漫画家・かわぐちかいじ衝撃告白「長期休載の理由は、がんでした」

本日発売の「モーニング」で連載復帰
かわぐち かいじ

40年ぶりの休みかもしれない

── 具体的には、どんな闘病生活だったのでしょうか。

「すぐに入院してどうこう、ではなかったんです。放射線治療のためには、照射される放射線から頭を護るマスクを作るなど準備をしないといけないし、病院側の受け入れ体制も整わないといけません。だから、病気がわかって1ヵ月くらいはほとんど自宅にいました。仕事もなにもせず、ぼっーとしていましたね」

 

── かわぐち先生は、70年代から切れ目なく連載を続けています。一つの作品で連載が終わっても、別の雑誌では連載が続いていたりと、休まれた経験はほとんどないのでは?

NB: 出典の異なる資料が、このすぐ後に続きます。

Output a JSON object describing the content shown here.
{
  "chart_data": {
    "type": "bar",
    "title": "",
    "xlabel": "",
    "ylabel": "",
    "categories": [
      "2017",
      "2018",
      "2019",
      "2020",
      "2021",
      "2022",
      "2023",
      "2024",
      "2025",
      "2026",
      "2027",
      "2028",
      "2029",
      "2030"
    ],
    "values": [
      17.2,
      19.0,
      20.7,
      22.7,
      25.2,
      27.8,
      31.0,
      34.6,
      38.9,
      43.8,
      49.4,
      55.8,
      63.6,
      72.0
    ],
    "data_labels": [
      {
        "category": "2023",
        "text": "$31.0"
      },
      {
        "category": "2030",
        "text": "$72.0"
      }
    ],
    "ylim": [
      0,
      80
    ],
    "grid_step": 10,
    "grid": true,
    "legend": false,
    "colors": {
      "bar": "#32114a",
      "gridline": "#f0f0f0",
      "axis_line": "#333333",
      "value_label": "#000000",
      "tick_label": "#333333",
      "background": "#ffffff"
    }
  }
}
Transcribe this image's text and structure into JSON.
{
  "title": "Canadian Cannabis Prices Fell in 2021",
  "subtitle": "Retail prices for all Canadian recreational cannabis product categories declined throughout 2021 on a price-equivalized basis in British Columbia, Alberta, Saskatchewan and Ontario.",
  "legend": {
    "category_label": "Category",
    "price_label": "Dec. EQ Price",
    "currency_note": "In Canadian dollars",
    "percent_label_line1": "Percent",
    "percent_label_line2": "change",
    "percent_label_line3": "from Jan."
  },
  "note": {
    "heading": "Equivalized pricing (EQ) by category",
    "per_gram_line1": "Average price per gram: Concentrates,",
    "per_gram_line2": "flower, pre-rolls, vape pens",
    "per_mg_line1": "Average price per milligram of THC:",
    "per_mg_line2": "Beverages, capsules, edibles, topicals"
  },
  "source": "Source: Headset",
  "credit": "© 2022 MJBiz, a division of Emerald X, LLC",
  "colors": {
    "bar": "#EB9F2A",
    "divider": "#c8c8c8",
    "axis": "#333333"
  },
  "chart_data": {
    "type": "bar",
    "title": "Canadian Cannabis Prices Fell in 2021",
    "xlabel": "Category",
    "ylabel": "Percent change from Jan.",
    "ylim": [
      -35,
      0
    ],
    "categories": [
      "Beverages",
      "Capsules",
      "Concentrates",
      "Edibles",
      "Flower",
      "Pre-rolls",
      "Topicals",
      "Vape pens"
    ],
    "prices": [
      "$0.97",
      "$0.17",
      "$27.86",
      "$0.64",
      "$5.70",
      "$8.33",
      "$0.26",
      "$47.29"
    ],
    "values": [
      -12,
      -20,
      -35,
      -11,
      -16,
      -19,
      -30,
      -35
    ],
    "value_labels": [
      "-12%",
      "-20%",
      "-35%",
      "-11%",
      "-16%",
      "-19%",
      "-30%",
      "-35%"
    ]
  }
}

「たしかに、20年ぶりくらいの……いや、もしかしたら30、40年ぶりの休みかもしれません。最初は、大手を振って休めると嬉しかったくらい(笑)。しばらくのんびりしようと思ったんです。でも、だんだん物足りなくなってくるんですよ。自宅でじっとしてたり、病室に籠もっていると。

治療中は、完全に仕事を手放して、とにかくひたすら休もうとしたんです。情報も何もいれず、新聞を少し読むくらいで、大好きな映画のDVDも見ず、本も読まない。漫画家という仕事は、エンターテインメントや情報が入っちゃうと、物語のことを考えてしまうから、休めないんです。仕事場は資料に囲まれているし、家でベッドでじっとしているのも辛いし、入院しているほうが気は楽かといえば、しかしどんどん仕事をしたくなってしまうんですよ。

できるかぎり情報を遠ざけようとしていたのに、休んでいると聞いた知り合いが『暇でしょ?』なんて本を差し入れに持ってくるんで、困りました(笑)」

── 病気や治療による体調の変化はいかがでしたか?

「いまとなっては、放射線治療、化学療法のダメージはそこまでひどくなかったと感謝していますけどね。体力もそこまで落ちなかったし。ただ、治療中はすごく眠くなって、一日15~16時間くらい寝ることはありました。やはり体はきつかったんでしょう。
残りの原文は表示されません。